Taiwan faces internal and external challenges at the edge of the global hot spot otherwise known as the South China Sea

Russ Imrie August 2012

The Stimson Center in DC hosted Mr. Andrew Yang, Taiwan’s Vice Minister of Defense for a briefing on the state of the nation’s defense posture. He described how Taiwan’s armed forces are intensely studying doctrine and tactics to meet the challenge of a credible defense facing stressed budgets that must not turn into an excuse for unwise moves. While the first line of a credible defense for the island nation is a robust regional economic relationship (especially with its large neighbor China), the nuts and bolts and [increasingly] technology of a modern armed forces require adaptation and constant upgrading.

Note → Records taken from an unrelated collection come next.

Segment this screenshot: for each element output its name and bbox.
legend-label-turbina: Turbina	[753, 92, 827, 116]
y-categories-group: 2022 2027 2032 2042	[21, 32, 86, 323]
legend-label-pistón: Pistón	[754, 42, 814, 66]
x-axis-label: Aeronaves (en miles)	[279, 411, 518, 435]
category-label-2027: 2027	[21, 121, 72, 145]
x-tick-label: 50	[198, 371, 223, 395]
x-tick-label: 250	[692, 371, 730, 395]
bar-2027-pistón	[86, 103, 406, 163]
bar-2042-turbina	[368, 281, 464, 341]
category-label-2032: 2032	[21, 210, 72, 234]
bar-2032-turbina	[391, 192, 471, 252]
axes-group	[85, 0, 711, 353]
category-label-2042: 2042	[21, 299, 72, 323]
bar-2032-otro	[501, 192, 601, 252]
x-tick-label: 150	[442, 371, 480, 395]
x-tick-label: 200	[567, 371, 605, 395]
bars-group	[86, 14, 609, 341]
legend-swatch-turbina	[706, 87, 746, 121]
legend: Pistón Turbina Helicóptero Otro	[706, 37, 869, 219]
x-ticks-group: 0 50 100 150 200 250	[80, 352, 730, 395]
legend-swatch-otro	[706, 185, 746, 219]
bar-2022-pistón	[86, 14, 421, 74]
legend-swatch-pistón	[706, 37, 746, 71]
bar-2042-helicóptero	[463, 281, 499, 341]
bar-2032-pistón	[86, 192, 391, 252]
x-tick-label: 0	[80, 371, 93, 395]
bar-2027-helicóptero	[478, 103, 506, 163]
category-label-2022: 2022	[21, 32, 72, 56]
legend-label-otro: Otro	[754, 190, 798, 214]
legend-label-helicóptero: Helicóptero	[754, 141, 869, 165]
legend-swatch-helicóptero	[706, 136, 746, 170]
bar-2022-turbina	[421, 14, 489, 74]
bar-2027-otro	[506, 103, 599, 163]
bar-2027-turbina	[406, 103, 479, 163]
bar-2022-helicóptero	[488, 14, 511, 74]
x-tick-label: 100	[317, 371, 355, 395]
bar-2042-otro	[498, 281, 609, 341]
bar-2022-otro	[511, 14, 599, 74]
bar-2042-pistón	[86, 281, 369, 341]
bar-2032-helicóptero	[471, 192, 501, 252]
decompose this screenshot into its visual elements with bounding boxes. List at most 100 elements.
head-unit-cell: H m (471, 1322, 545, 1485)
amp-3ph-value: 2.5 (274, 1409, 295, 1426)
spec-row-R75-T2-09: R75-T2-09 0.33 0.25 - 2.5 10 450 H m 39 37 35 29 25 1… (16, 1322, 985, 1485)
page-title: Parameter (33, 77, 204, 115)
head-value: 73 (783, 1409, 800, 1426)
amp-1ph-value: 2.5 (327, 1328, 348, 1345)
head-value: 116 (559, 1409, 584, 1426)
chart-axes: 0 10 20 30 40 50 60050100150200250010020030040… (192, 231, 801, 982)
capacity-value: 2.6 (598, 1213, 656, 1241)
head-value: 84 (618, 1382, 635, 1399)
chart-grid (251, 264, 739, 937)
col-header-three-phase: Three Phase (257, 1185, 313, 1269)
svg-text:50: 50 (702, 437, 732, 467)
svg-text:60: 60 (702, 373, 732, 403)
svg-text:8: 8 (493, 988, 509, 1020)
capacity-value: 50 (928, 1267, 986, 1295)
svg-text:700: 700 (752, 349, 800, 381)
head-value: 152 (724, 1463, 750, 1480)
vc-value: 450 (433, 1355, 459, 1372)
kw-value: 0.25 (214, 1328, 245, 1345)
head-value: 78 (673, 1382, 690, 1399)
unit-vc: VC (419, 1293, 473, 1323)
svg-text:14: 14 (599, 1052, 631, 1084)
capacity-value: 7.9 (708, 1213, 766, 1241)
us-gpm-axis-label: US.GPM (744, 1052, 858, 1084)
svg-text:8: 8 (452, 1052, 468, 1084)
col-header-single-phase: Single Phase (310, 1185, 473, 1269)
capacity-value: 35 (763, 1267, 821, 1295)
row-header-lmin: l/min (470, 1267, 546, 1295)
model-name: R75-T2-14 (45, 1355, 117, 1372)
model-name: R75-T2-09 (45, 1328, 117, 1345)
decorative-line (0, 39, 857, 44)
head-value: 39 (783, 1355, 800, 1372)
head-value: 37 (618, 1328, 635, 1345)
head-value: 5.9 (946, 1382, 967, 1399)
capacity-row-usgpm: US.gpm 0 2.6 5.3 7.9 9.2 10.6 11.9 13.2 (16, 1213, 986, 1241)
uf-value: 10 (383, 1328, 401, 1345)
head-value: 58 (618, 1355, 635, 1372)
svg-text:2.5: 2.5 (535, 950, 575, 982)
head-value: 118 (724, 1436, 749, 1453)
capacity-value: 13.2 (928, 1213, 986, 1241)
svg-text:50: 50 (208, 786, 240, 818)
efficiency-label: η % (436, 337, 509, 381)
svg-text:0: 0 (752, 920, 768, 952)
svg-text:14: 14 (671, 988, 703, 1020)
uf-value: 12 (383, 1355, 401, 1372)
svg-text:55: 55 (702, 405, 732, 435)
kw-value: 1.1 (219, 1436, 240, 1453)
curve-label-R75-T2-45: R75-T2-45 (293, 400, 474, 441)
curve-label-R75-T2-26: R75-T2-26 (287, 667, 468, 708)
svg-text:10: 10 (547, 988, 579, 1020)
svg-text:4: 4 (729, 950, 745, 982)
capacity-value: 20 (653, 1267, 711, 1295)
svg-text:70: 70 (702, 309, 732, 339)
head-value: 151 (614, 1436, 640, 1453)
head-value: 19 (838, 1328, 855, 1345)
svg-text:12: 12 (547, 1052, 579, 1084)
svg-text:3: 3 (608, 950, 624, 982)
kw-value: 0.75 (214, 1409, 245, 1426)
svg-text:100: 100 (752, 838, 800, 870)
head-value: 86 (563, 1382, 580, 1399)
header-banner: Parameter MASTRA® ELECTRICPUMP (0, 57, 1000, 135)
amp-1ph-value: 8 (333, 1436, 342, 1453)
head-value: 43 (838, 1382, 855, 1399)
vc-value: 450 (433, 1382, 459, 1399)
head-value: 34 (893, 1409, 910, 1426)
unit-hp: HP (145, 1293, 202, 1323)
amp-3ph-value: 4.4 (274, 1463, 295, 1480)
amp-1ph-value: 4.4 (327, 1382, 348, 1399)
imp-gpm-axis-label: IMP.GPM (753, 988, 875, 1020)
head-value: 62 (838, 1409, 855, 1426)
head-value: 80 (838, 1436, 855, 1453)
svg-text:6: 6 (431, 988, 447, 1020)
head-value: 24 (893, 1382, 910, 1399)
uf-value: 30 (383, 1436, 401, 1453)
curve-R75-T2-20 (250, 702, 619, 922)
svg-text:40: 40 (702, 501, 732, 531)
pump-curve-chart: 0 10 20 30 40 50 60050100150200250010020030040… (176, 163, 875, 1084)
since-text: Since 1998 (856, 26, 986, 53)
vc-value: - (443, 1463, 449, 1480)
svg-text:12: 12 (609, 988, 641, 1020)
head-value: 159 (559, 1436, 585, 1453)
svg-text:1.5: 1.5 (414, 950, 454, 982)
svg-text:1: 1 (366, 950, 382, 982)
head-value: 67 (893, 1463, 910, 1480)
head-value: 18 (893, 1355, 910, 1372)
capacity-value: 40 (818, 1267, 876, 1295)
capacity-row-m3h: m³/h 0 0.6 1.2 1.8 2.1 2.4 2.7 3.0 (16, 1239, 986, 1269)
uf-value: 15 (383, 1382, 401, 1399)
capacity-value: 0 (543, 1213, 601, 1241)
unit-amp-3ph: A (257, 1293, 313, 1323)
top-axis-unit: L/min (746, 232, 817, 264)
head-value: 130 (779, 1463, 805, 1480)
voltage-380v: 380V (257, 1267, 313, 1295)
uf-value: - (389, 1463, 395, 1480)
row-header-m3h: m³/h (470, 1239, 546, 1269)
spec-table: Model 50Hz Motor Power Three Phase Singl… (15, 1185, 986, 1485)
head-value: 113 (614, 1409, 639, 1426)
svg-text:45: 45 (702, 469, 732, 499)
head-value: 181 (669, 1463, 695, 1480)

Cyberwarfare is playing a greater and greater role in defense planning for the island nation.

“We are not just buying equipment but studying and integrating principles of asymmetric warfare.”

seated l. to r. Vice Minister Andrew Nien-Dzi Yang (Ministry of National Defense), Ambassador Alan D. Romberg - photo Russ Imrie

seated l. to r. Vice Minister Andrew Nien-Dzi Yang (Taiwan Ministry of National Defense), Ambassador Alan D. Romberg – photo Russ Imrie

This talk was met with intense interest by Asian media and after some pointed Q&A, journalists swarmed around Mr. Yang and I filmed a bit as he answered vital questions on behalf of an audience that is paying attention to one of the larger regional debates in the Western Pacific.

Repair capacity (runways, aircraft, weapons) is a huge issue. Responsibility to “defend ourselves” in respect to our islands is strong. We need to strictly respect agreements, make clear to others, that we expect this from others.

In respect to Sansha Islands & Yongxing City, it’s “nothing said” diplomacy with China . End of story. So he says.

My sense is Taiwan is extremely concerned with Chinese encroachment in the islands, especially with the looming budget issues that are a problem for major projects everywhere. Getting spread too thin is a big concern in Taiwan, as it is for many nations in Southeast Asia.

With diplomacy more important than ever then, unilateral moves such as China’s claims on islands, which seem to violate the 1982 United Nations Convention on the Law of the Sea (UNCLOS) to which China is a signatory nation, devalue diplomacy and threaten the peace Taiwan and other Asian coastal trading nations merit. It’s in everyone’s best interests to pull back from such moves.